R. – In realtà, le violenze in Afghanistan non sono mai cessate se non proprio nei primissimi anni dopo la cacciata dei talebani nell’ormai lontanissimo fine 2001. La Nato, presente da 16 anni nel Paese, non è mai veramente riuscita a sconfiggere i talebani e a garantire un quadro di sicurezza consolidato. I problemi principali sono: i talebani, che non sono un movimento coeso quanto piuttosto una galassia, e rappresentano una minaccia militare costante per le forze armate nazionali afghane, le quali non collassano ma non riescono a sconfiggerli. Molto spesso ci sono parti del territorio che cambiano continuamente di mano, e una parte considerevole del territorio che è fortemente insicura. A questo si sono aggiunti i movimenti terroristici legati allo Stato islamico che è stato abbastanza capace di fare propaganda e fare proseliti. E infine, le profonde differenze, divergenze politiche all’interno del sistema politico di Kabul, la forte corruzione e l’incapacità di dare risposte alla vita quotidiana della popolazione. Questo mix spiega perfettamente perché la situazione sia estremamente precaria e perché ci sia ancora bisogno dell’aiuto internazionale.

D. – Resta il fatto che dopo quasi 16 anni di intervento internazionale, la situazione è tutt’altro che stabilizzata. Si è fatto qualche progresso? Perché tutto questo?

R. – Gli interventi di stabilizzazione – lo abbiamo scoperto in questi decenni – sono una faccenda lunghissima, penosa ed estremamente frustrante: inutile girarci intorno. Questa è la verità. Non solo in Afghanistan: ci sono missioni di peacekeeping che durano decenni. Tutto questo l’opinione pubblica non vuole saperlo, i governi non vogliono sottolinearlo ma è la realtà. In Afghanistan in particolare sono stati fatti tantissimi errori: politici, militari, strategici, abbiamo tollerato troppa corruzione da parte afghana, ma non si può dire che non sia cambiato nulla. L’Afghanistan di oggi è profondamente cambiato rispetto all’Afghanistan dei talebani: cioè, era uno dei posti più tristi e più feroci, l’analfabetismo femminile era a livelli – in alcune province – del 97%; oggi ci sono migliaia di scuole, ci sono centinaia di migliaia di studenti, anche bambine.

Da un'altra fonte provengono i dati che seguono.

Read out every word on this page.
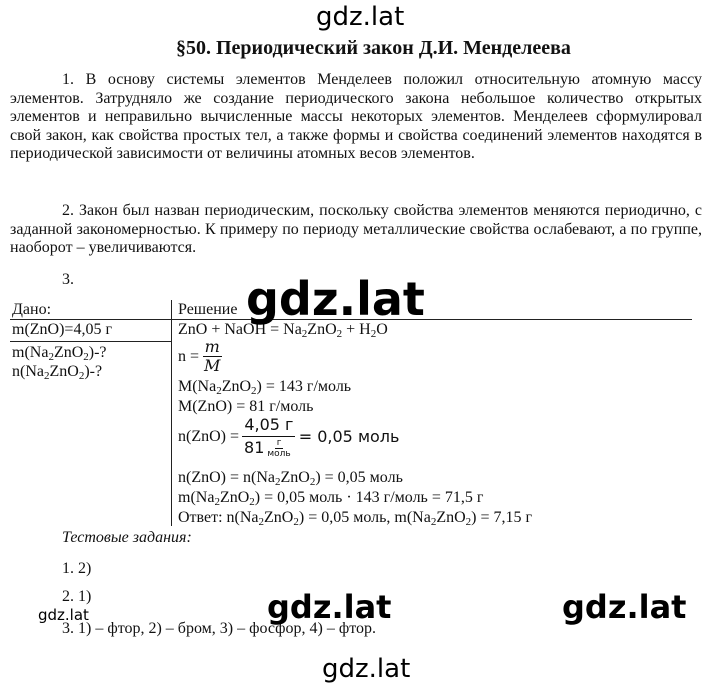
gdz.lat
§50. Периодический закон Д.И. Менделеева

1. В основу системы элементов Менделеев положил относительную атомную массу элементов. Затрудняло же создание периодического закона небольшое количество открытых элементов и неправильно вычисленные массы некоторых элементов. Менделеев сформулировал свой закон, как свойства простых тел, а также формы и свойства соединений элементов находятся в периодической зависимости от величины атомных весов элементов.

2. Закон был назван периодическим, поскольку свойства элементов меняются периодично, с заданной закономерностью. К примеру по периоду металлические свойства ослабевают, а по группе, наоборот – увеличиваются.

3.
Дано:
m(ZnO)=4,05 г
$m(Na_2ZnO_2)-$?
$n(Na_2ZnO_2)-$?
Решение
ZnO + NaOH = $Na_2ZnO_2 + H_2O$
$n = \frac{m}{M}$
$M(Na_2ZnO_2) = 143$ г/моль
M(ZnO) = 81 г/моль
$n(ZnO) = \frac{4,05 г}{81 \frac{г}{\text{моль}}} = 0,05$ моль
$n(ZnO) = n(Na_2ZnO_2) = 0,05$ моль
$m(Na_2ZnO_2) = 0,05$ моль · 143 г/моль = 71,5 г
Ответ: $n(Na_2ZnO_2) = 0,05$ моль, $m(Na_2ZnO_2) = 7,15$ г
Тестовые задания:
1. 2)
2. 1)
3. 1) – фтор, 2) – бром, 3) – фосфор, 4) – фтор.
gdz.lat
gdz.lat	gdz.lat
gdz.lat
gdz.lat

Le donne lavorano – ci sono donne giornaliste; c’è una stampa, una stampa anche che discute, che prende i rischi di denunciare la corruzione; c’è una società che è profondamente trasformata e che ha trasformato gli stessi talebani, che oggi non parlano più di eliminare l’educazione femminile come facevano in passato. Quindi il dato culturale, il dato della crescita, della maturazione della società a me sembra abbastanza evidente. Certo, il risultato politico, militare e di sicurezza è davvero sconfortante.

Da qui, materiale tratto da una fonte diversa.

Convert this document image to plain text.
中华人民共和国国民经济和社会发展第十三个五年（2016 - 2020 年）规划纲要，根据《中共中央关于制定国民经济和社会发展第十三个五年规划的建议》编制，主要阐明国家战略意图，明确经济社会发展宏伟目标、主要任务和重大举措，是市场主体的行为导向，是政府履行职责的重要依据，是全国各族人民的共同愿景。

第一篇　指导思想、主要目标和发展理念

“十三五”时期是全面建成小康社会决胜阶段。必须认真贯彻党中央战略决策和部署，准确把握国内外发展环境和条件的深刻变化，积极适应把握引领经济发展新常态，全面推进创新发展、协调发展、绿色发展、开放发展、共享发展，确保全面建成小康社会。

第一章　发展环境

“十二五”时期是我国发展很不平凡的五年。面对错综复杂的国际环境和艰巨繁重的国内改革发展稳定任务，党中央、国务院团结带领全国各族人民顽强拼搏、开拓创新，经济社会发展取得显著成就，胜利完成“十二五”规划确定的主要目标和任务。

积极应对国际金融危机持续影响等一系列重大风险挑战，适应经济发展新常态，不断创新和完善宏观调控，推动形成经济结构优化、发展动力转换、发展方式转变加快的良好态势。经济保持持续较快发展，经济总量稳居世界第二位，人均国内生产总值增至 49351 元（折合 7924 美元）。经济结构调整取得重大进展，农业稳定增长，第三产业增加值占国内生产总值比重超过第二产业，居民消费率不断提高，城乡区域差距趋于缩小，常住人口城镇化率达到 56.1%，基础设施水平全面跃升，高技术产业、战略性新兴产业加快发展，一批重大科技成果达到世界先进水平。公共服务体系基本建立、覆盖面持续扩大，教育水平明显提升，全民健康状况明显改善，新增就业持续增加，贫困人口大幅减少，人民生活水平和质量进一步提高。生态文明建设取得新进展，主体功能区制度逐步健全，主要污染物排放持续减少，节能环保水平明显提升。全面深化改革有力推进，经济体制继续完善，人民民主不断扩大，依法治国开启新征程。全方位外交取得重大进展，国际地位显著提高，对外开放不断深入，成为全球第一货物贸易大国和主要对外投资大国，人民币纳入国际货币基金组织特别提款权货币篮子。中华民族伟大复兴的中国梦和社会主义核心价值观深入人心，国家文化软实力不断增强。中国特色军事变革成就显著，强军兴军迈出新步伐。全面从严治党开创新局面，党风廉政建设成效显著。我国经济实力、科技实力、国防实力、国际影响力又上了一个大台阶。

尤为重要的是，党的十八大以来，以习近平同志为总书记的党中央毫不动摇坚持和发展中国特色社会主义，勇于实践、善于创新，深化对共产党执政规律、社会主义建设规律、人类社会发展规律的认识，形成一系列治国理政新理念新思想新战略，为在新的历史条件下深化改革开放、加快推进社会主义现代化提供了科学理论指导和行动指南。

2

D. – Comunque parliamo di una formazione che non è confrontabile con il cosiddetto Stato islamico: che cosa sono adesso i talebani afghani?

R. – I talebani afghani sono una galassia, prima di tutto; ma sono cose molto diverse tra loro. C’è una vecchia guardia ideologica che mi sembra minoritaria; c’è un gruppo che è fortemente dipendente dal Pakistan che nonostante tutto continua a usarli e ad aiutarli; ci sono i talebani locali più moderni e più disposti al compromesso politico e che agiscono sul terreno e non dal Pakistan. Ci sono poi gruppi come gli Akkani, che fanno un uso esteso del terrorismo e degli attentati suicidi perché vogliono ritagliarsi un ruolo forte nel Paese. E poi c’è, appunto, lo Stato islamico e gruppi che si ricollegano allo Stato islamico – anche se, a mio parere, sono meno forti di quanto vorrebbero apparire. Anche questi hanno difficoltà perché in questa frammentazione è difficile trovare un filo conduttore per aprire dei negoziati seri, tanto più che anche Kabul, le forze che sostengono il governo di Kabul, sono profondamente divise sul “come” negoziare e sul “se” negoziare.